The Wanderer Printing Company, May 7, 1998

Geneva Human Rights Meeting Passes "Forced Pregnancy" Resolution

GENEVA, Switzerland — Employing new language that will enable the United Nations to throw its weight behind international campaigns to liberalize abortion laws in Third World countries, the UN Commission on Human Rights adopted the euphemism "forced pregnancy" in its Elimination of Violence Against Women resolution.

The euphemism, adopted at the urging of feminist groups, suggests that a pregnancy that cannot be terminated is "forced," hence the term can be used to prohibit all restrictions on abortion, according to the Catholic Family and Human Rights Institute. CFHRI is a nongovernmental organization accredited by the United Nations; it monitors the UN's anti-family agenda.

Meeting in Geneva, the 54th Session of the UN Commission on Human Rights (CHR) passed a resolution last week condemning what it termed "forced pregnancy."

The 56-member commission concluded its six-week annual session April 24th, and will report its findings to the UN Economic and Social Council this summer.

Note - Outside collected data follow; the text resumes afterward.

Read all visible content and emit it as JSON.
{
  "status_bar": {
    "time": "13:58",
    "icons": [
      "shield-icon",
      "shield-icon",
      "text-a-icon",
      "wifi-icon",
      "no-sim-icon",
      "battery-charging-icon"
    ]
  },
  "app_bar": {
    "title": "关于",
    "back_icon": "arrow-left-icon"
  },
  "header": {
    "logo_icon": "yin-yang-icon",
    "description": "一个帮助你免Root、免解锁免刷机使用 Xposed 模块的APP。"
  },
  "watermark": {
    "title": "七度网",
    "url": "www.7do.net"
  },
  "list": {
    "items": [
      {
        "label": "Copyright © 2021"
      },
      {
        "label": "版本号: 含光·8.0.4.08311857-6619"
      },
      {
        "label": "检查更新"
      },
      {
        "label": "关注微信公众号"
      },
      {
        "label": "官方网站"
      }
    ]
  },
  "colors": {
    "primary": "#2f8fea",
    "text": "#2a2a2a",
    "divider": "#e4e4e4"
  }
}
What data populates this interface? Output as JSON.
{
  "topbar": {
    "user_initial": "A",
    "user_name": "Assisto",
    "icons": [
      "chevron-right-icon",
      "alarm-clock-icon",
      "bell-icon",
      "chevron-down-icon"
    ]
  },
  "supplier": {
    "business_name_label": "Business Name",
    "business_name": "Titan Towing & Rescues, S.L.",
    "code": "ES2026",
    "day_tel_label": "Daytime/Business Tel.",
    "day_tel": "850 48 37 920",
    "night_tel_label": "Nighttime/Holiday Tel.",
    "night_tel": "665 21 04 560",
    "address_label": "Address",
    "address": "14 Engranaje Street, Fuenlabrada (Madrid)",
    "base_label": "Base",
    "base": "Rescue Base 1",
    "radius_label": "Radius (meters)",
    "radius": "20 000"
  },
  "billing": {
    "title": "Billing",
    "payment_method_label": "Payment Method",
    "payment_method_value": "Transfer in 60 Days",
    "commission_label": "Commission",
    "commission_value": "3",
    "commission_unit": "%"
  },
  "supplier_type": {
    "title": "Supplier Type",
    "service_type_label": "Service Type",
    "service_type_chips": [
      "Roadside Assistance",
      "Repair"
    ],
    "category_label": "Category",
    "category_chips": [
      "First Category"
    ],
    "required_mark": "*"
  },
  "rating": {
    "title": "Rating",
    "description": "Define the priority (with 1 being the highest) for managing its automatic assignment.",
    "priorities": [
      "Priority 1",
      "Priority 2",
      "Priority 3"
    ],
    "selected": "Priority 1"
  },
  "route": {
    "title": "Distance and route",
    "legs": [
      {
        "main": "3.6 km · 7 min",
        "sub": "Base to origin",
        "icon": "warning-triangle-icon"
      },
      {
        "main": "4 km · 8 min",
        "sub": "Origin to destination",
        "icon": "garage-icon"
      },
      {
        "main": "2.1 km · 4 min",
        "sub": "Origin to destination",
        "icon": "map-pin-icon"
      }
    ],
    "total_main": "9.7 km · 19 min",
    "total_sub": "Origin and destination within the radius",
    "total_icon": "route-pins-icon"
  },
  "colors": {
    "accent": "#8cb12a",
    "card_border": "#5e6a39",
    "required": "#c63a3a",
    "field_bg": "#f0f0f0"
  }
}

The CHR resolution, called "The Elimination of Violence Against Women," "condemns all violations of the human rights of women in situations of armed conflict, recognizes them to be violations of international human rights and humanitarian law, and calls for a particularly effective response to violations of this kind, including in particular, murder, rape. sexual slavery, and forced pregnancy."

The disingenuous claim by feminist lobbyists that "forced pregnancy" is the same thing as rape is belied by the presence of both rape and "forced pregnancy" in the same sentence of the resolution.

The concept of "forced pregnancy" first appeared in UN debates in the context of the Bosnian conflict, where it was reported that women were forcibly impregnated and had their babies taken from them. In recent years, there has been an aggressive effort among UN feminists to expand this term to mean the lack of liberal abortion laws, and to insert this new meaning into key UN documents.

In a private meeting in Geneva last week, members of the Women's Caucus (of feminist NGOs) said that they will refrain from using the term abortion in future UN documents and speeches since the term is so controversial.

Instead, they will use "forced pregnancy" or "enforced pregnancy," terms which are harder to define and thus conceal the real agenda.

This strategy was made clear as long ago as 1991 in a Utah abortion case (Jane L. v. Bangerter) launched by the American Civil Liberties Union Reproductive Freedom Project. Some of the same attorneys now pushing the "forced pregnancy" language at the UN argued that case. The plaintiff asserted that any pregnancy that cannot be terminated is a "forced pregnancy" and that it is irrelevant whether the pregnancy results from rape or consensual sex. Moreover, the plaintiff argued that the purpose of restrictions on abortion is to force continued pregnancy on women, and that this sort of "forced pregnancy" is a kind of slavery.

The Catholic Family and Human Rights Institute also revealed that the final report following last month's Summit of the Americas meeting in Santiago, as expected, called for the elimination of all abortion laws.

In the Santiago Plan of Action, under a section called "Eradication of Poverty and Discrimination," the heads of state of the 34 American democracies said that governments will "examine the existing laws and their implementation in order to identify obstacles limiting the full participation of women in the political, economic, social, and cultural life of our countries."

Traditional laws prohibiting abortion are widely understood to be just such obstacles, pro-life activists warn.